Sujatha Sankula, Mark J. VanGessel, Walter E. Kee, and J.L. Glancey
Field studies were conducted in 1997 and 1998 to evaluate labeled (1×) or reduced (0.5×) rates of metolachlor plus imazethapyr preemergence either broadcast or band applications to lima bean (Phaseolus lunatus L.) planted in 30-inch (76-cm) or 15-inch (38-cm) rows for weed control, yield, harvestability, and harvest recovery. Lima bean was planted in large plots simulating a commercial production system. All 30-inch rows were cultivated once 40 days after planting in 1997 and 21 days after planting in 1998. No differences were noted in weed densities between treatments both years. Marketable lima bean yield was greater from plots thatwere spaced 15 inches apart in 1997 only.

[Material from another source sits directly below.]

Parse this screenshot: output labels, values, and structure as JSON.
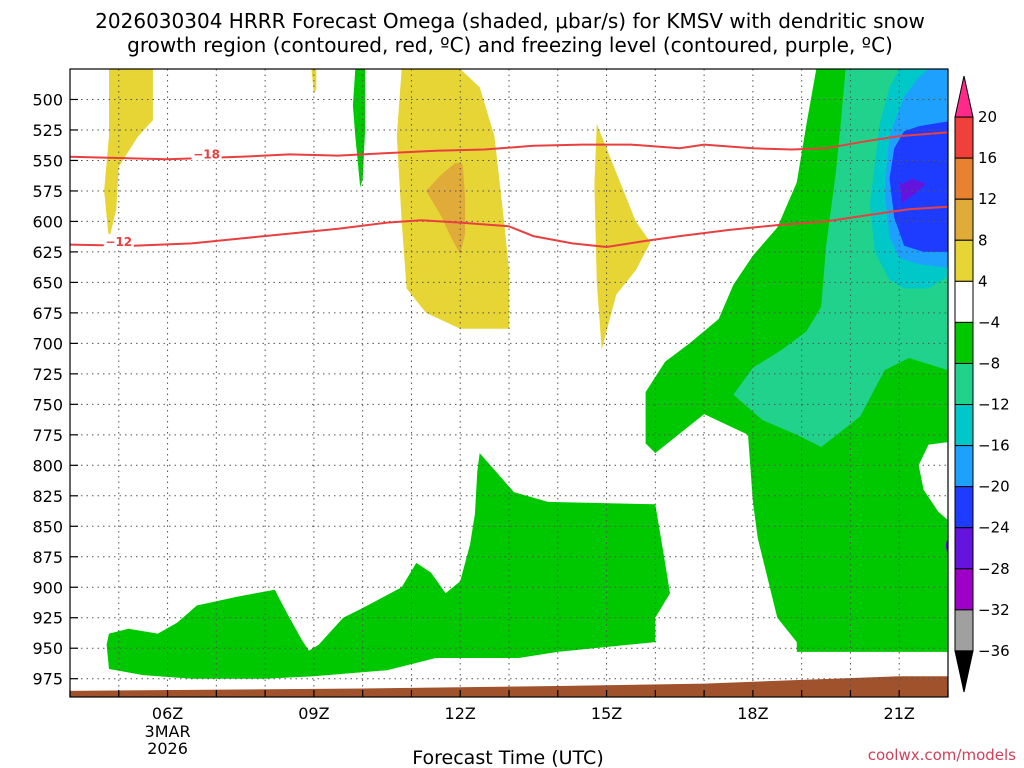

However, total hand-harvested yield in both years, machine-harvested yield in 1998, and marketable yield in 1998 were not different between treatments. Measurements on harvest recovery revealed that a greater number of unstripped pods were left on plants after harvest in 15-inch row plots that were sprayed broadcast with 1× herbicide rate in 1997 only. Weight of beans lost per unit area and trash weight from 7-oz (200-g) bean sample was similar among treatments both years. Overall, weed control, yield, and harvest efficacy of lima bean was not impacted by row spacing, herbicide rate, or method of herbicide application in a commercial production system.